The member elected from this state constituency serves as Head of Portfolio for Rural Industries in the tenure of 1991-1996. Again, the member elected from this state constituency serves as Head of Portfolio for Highway & Minor port in the tenure of 2006-2011.

After restructure of constituency by Election Commission of India, since 2011. This town comes under 102, Kangayam state assembly constituency of Tamilnadu State and Erode parliamentary constituency of Indian Lok Sabha.

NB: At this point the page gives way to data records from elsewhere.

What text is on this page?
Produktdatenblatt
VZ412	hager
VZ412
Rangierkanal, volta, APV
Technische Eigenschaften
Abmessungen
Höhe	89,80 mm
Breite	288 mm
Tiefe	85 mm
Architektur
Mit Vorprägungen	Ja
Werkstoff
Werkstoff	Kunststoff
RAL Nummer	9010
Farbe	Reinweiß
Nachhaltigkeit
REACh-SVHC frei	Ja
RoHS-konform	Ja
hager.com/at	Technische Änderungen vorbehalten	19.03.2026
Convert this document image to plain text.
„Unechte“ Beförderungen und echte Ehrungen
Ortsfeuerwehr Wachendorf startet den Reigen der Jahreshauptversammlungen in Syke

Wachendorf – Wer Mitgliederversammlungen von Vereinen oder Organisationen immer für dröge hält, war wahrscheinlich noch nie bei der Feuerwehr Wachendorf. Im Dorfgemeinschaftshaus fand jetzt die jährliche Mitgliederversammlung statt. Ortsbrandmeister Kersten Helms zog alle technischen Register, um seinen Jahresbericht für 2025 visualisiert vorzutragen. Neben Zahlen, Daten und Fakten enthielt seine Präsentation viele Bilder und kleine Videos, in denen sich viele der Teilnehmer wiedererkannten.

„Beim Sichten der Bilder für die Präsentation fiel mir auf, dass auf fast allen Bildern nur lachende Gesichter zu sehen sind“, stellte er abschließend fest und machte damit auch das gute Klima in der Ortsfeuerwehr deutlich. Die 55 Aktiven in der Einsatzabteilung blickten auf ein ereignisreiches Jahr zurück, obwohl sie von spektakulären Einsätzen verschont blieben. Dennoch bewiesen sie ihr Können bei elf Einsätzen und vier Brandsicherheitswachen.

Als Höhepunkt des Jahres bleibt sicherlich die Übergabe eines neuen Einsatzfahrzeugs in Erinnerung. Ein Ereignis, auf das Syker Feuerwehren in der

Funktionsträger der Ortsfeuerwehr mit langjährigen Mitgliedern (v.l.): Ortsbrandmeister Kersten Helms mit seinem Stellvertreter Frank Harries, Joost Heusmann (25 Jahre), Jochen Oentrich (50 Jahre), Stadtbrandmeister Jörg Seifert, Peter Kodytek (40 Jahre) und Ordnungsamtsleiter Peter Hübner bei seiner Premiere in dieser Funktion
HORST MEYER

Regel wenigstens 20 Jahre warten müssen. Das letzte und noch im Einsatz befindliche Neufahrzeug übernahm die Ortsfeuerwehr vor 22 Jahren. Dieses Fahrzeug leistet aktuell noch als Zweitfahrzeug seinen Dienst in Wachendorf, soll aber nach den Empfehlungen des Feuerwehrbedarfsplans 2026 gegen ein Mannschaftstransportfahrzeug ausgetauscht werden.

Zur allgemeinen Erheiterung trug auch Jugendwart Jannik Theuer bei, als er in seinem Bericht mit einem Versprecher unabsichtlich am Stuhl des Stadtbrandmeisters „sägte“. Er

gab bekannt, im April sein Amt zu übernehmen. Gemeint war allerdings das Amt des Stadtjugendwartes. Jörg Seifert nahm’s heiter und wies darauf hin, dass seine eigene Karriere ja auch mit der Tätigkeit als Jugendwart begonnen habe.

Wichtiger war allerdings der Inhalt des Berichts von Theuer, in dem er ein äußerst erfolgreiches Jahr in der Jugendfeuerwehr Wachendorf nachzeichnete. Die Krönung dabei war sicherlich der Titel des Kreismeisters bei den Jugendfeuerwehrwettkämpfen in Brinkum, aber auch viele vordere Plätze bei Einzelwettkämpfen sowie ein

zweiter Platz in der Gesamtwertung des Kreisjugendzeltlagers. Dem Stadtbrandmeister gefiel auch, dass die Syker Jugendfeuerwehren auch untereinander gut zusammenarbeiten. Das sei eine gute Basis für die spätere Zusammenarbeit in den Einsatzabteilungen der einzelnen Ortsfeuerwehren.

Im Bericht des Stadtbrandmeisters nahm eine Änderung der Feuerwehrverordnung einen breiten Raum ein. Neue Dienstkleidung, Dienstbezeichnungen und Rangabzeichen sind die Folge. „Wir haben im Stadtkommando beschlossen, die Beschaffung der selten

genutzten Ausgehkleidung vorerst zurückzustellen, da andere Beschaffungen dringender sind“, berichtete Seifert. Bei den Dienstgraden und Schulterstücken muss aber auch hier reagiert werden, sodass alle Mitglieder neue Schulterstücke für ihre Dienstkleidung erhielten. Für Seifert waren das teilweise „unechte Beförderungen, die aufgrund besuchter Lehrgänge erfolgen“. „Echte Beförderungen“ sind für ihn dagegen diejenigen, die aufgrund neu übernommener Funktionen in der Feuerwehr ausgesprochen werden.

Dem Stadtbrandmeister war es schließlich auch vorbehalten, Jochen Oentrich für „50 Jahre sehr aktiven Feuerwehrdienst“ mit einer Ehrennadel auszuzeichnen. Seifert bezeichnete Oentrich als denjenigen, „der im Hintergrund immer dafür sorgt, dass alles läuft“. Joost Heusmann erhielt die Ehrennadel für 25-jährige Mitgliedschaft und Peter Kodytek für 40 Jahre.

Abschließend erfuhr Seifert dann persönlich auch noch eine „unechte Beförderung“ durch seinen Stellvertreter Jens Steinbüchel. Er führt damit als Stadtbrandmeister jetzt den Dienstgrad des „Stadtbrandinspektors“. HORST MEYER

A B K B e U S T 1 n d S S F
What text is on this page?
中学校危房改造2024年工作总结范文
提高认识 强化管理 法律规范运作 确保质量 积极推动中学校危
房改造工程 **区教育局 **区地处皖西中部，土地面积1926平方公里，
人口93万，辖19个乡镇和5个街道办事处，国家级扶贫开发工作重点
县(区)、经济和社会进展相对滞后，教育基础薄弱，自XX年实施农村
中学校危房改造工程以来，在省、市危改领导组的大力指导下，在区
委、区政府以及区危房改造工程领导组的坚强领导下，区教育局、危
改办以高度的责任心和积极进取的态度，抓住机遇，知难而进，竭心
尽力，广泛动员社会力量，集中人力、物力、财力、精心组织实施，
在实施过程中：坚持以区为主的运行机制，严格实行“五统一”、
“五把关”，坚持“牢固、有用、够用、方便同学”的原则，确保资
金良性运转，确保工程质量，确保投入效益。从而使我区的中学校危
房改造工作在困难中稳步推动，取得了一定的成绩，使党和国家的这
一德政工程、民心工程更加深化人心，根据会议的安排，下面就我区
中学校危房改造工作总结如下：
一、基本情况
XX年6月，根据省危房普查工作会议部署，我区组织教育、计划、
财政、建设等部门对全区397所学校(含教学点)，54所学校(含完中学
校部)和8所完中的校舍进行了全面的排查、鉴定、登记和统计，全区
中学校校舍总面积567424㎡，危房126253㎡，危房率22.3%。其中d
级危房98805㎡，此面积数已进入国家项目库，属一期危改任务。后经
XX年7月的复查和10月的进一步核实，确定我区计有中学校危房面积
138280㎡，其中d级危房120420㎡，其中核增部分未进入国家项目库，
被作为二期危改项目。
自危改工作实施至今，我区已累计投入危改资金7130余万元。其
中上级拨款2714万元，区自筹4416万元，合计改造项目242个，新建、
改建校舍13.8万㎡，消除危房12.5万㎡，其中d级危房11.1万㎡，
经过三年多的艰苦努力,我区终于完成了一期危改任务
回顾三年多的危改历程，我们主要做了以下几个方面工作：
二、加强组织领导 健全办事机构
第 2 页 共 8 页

The member elected from this state constituency serves as Head of Portfolio for Minister of Information and Publicity since 2021.

==Education==
===Colleges===
- Vellakovil Arts & Science College (affiliated with Bharathiar University Coimbatore)
- Senathipathy Nallammai IT College
- Sri Nava college of education
- KMC College

===Schools===
- Arignar Anna Government Higher Secondary School
- A.N.V Vidyalaya Matriculation School
- Sathyam Montessori School, SG Valasu
- Jayam Vidya Matric. Hr. Sec. School
- Bala Matric. Hr. Sec. School
- Punitha Amala Annai Matric. Hr. Sec. School
- Kongu Vellalar Matric Higher Secondary School
- Kurinchi Matriculation school
- Barath Matriculation school, Olappalayam
- Anandha vidhyalaya Matriculation school
- Gnanasambandhar Matric hr secondary school, Pudhuppai.